Tumor size also was a predictive factor in previous studies. Strong et al.  reported that the <4.5 cm group had a better survival period than the ≥4.5 cm group. In our study, the median survival period of the ≤3 cm group was 38 versus 6 months for the >3 cm group. The difference may be attributed to the increased size of adrenal lesions correlated with the operative complexity and possible subsequent disease behavior. We also found that standard duration of surgery is statistically significant associated with better survival rate (), but these findings are limited by the low number of cases in our series.
Metachronous metastases had better survival rate in several studies [34, 42]. This result can be attributed to the different intrinsic biology of the tumors in the two groups (metachronous versus synchronous). Synchronous lesions were more aggressive and grew faster than metachronous ones. In the current study, the median survival period of the metachronous group was 10 versus 11 months for the synchronous group. The difference between the median survival for the patients with synchronous and metachronous metastases was not significant in our material; thus we cannot consider the time between findings of the primary tumor and the metastasis in adrenal gland as a strong survival predictor.
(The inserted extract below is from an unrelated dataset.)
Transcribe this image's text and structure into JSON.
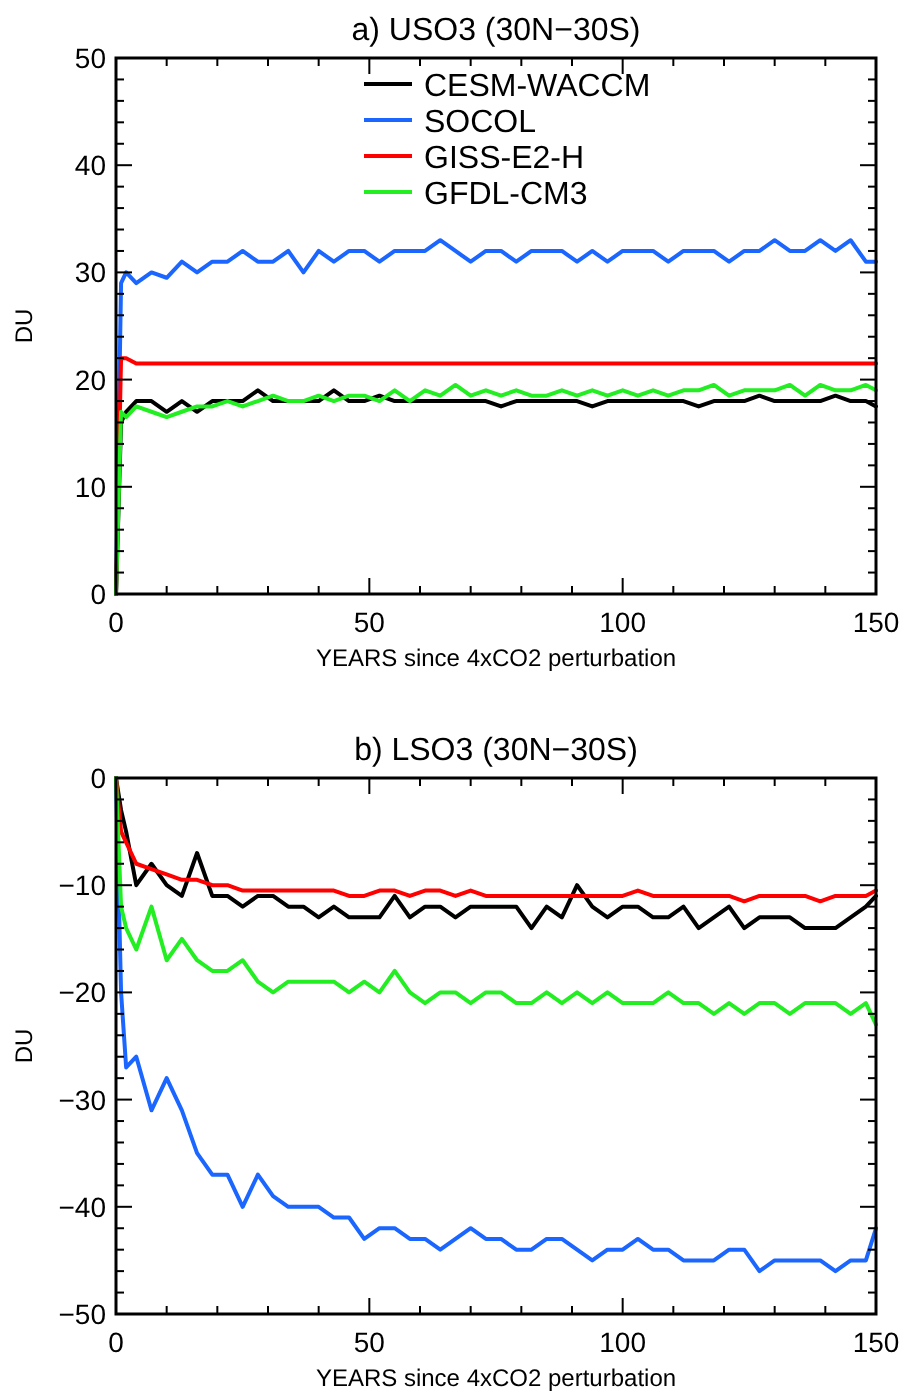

In conclusion, many studies have documented that surgery for AM contributes to a more favorable prognosis than when these tumors are not resected [3, 30]. In agreement with Zografos et al.  our study shows that the retroperitoneal approach can be justified and is feasible for adrenal metastases less than 6 cm. Minimally invasive surgery gives us an opportunity to minimize surgical trauma which also may be more tolerable to a patient with several previous surgical procedures.
In summary, we found that ERA for AM offers the same advantages as those amply reported for benign adrenal disease, with no morbidity and mortality, and the acceptable oncological results.
Conflict of Interests
The authors declare that there are no conflicting financial interests.